[rescue] Re: Wanted - Dual (or quad) PPro

Gavin Hubbard ghub005 at xtra.co.nz
Fri Feb 21 15:01:06 CST 2003


>On Fri, Feb 21, 2003 at 08:00:02PM +1300, Gavin Hubbard wrote:
>> That sounds like a really interesting system Sridhar. How on earth did you
>> get the PIII chips to go above 2-way? I thought the PII & PIII only
>> supported single-bit processor IDs (unlike the PPro which had a two-bit
ID).
>
>I'm not positive, but I'm guessing that the chipset handles it.  It
>perhaps does something like make the first cpu think it is proc 0,
>and it sees all the other procs as proc 1.  All the other procs then
>think they are proc 1 and see the others as proc 0.  And beyond that the
>chipset sorts things out to make it actually work correctly.
>
>But, as I said, that's just a guess.  I do know that ALR used to do
>something like that PPro machines beyond quad processors.
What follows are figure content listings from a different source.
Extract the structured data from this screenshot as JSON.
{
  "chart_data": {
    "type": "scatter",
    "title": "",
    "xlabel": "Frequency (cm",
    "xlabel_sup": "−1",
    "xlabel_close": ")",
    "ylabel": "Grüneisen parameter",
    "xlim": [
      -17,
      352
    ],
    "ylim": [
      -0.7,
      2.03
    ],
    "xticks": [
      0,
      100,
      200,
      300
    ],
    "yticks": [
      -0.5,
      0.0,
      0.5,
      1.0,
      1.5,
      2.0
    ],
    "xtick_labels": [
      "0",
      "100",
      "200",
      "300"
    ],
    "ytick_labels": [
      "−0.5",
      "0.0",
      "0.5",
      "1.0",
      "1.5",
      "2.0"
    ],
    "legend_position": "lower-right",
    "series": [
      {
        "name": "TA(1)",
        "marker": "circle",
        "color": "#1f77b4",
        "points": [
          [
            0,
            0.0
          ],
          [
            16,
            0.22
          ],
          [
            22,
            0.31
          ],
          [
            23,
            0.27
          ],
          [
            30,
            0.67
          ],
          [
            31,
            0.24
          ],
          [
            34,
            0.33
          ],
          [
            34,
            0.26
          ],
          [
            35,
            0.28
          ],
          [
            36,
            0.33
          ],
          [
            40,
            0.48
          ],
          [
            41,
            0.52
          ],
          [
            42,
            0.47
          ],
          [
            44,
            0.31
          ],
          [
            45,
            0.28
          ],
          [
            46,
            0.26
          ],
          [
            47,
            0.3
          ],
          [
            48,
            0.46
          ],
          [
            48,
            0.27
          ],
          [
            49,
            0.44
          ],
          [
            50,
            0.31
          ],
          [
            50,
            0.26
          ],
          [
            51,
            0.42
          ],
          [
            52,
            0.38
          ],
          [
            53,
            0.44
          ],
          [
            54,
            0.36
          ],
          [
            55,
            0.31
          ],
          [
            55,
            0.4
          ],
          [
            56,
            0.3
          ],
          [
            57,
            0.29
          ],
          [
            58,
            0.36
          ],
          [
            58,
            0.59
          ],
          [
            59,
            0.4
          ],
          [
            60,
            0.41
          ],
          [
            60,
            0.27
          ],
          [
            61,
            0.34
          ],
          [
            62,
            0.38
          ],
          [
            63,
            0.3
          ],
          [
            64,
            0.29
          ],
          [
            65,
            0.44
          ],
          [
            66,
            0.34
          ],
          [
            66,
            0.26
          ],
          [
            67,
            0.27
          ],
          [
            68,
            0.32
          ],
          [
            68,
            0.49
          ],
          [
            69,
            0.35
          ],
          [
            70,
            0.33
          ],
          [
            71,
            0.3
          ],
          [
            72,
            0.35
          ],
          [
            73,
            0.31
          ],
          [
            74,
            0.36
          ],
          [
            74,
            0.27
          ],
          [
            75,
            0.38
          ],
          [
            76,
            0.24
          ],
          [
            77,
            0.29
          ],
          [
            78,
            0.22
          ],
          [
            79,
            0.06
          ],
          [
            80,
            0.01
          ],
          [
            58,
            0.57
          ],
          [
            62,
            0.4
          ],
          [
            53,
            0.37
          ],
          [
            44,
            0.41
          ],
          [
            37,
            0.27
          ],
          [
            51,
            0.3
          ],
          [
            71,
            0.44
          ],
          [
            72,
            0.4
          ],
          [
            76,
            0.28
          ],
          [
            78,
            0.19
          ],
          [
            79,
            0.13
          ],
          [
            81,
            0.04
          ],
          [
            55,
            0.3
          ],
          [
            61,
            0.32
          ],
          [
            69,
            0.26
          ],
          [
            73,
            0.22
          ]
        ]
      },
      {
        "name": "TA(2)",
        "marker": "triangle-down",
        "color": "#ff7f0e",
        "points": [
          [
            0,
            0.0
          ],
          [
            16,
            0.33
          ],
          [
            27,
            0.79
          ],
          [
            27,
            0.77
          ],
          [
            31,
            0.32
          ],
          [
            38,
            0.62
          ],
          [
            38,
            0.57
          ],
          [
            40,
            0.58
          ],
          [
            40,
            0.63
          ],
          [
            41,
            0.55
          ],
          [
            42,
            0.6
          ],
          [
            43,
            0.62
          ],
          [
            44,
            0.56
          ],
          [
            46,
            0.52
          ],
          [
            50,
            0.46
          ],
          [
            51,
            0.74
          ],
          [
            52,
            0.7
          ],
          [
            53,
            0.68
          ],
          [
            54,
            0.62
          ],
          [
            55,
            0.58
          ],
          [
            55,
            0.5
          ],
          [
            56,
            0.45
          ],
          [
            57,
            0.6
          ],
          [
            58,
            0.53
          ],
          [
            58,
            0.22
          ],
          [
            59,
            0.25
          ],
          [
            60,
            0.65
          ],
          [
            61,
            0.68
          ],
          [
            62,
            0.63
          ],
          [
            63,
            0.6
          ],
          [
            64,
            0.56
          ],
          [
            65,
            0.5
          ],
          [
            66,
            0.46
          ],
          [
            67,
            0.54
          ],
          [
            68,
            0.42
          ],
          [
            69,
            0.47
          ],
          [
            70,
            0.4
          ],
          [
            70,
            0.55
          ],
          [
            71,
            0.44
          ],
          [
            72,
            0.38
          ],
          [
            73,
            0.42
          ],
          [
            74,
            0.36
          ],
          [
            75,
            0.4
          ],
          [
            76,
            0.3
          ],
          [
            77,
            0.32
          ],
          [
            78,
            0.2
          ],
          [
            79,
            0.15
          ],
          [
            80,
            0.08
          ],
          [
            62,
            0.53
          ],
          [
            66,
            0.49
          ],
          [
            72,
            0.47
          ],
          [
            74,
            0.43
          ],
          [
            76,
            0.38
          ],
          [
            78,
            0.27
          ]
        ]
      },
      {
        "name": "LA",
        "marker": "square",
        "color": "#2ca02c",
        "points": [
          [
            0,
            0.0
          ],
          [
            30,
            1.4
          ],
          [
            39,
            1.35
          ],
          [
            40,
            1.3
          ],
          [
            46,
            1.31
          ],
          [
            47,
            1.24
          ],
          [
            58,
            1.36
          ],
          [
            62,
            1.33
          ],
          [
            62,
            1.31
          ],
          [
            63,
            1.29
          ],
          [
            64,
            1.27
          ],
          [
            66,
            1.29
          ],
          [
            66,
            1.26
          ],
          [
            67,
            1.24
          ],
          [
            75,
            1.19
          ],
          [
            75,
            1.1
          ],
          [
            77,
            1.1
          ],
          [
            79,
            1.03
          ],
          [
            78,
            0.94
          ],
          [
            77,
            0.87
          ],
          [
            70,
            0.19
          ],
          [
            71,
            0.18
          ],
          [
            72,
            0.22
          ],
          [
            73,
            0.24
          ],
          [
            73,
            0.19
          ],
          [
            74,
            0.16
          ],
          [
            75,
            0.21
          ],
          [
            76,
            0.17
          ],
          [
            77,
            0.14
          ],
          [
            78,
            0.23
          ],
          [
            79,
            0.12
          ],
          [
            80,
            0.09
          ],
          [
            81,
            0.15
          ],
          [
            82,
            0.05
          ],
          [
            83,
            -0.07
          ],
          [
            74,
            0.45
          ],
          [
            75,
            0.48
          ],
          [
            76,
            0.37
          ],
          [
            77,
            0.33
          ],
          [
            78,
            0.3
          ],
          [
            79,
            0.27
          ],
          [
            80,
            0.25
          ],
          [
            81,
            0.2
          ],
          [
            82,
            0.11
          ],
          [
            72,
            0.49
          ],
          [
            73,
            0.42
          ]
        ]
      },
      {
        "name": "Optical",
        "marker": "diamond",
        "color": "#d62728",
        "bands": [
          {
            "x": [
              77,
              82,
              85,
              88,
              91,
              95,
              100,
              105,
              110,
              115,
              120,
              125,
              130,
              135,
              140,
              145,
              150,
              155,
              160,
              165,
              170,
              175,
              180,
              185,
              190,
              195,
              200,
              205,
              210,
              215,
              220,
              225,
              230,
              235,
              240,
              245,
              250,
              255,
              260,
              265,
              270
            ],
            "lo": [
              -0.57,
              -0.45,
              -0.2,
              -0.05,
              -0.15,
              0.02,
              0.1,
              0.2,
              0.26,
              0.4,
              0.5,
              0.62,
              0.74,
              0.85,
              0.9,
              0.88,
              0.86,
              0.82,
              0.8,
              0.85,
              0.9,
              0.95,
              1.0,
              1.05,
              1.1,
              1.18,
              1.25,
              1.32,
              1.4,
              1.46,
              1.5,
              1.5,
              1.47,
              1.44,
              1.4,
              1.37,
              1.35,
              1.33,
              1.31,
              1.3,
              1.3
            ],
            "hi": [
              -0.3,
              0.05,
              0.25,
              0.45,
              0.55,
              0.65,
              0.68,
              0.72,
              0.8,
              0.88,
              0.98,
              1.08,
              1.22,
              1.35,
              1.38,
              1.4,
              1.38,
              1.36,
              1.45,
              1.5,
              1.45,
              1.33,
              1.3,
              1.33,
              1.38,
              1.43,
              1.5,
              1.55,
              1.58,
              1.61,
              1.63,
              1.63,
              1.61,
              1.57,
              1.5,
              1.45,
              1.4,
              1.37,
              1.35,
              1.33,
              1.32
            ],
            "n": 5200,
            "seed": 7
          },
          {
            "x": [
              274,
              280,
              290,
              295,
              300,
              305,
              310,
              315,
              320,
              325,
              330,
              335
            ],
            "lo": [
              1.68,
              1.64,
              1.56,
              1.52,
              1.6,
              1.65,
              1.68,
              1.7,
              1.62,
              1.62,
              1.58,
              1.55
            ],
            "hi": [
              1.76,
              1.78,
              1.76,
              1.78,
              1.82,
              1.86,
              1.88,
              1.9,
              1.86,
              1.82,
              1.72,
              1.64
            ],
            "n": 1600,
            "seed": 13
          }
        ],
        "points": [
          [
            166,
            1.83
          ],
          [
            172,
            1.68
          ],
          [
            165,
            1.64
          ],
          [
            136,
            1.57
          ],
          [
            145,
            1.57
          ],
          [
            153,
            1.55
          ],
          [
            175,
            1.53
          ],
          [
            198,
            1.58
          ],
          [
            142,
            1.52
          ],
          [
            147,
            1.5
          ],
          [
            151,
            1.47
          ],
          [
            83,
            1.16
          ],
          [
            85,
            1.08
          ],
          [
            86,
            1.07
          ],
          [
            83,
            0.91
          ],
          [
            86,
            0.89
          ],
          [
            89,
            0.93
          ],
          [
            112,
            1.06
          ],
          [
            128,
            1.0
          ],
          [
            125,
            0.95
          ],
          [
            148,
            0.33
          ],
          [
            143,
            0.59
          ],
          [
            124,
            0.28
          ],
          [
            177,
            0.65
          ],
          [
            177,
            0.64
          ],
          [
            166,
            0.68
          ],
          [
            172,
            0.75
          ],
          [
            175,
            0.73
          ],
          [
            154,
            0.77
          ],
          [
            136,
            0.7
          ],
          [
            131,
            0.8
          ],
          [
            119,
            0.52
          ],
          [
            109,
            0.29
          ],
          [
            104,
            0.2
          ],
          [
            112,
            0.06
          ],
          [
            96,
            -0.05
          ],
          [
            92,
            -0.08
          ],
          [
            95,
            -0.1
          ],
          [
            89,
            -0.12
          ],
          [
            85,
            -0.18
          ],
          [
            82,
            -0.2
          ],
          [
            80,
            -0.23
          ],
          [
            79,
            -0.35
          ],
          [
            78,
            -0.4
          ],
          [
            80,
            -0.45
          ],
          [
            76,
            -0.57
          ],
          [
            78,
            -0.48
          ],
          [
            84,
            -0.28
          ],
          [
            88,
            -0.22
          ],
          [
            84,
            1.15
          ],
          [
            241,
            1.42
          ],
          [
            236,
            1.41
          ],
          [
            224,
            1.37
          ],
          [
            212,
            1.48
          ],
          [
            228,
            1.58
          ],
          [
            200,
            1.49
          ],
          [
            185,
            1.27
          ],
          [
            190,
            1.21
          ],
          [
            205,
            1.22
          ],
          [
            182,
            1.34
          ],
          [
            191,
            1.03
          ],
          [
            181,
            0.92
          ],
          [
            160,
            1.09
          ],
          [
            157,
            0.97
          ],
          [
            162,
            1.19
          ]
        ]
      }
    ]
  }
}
On my Unisys HS/6 (6-way ALR revolution 6x6) there had two banks of three
processors, installed on two separate riser boards. Three IDs are given to
the processors on the first board and the the fourth ID references the
second board. Quite a neat solution as the PPro only handles 4-way MP
natively. 

But speaking of massively multi-processor PPro systems; Unisys also
produced the XS/6 system. The first generation could handle ten PPro CPUs
and the second generation could handle 12. Then of course you have the
massive PPro/Xeon Sequents. But from the examples I've seen, they use quads
as a basic building block (the quads are then stiched together using a
proprietary bus/chassis interlink). Then of course you have the first of
the ASCI super-computers which I believe used thousands of PPro CPUs.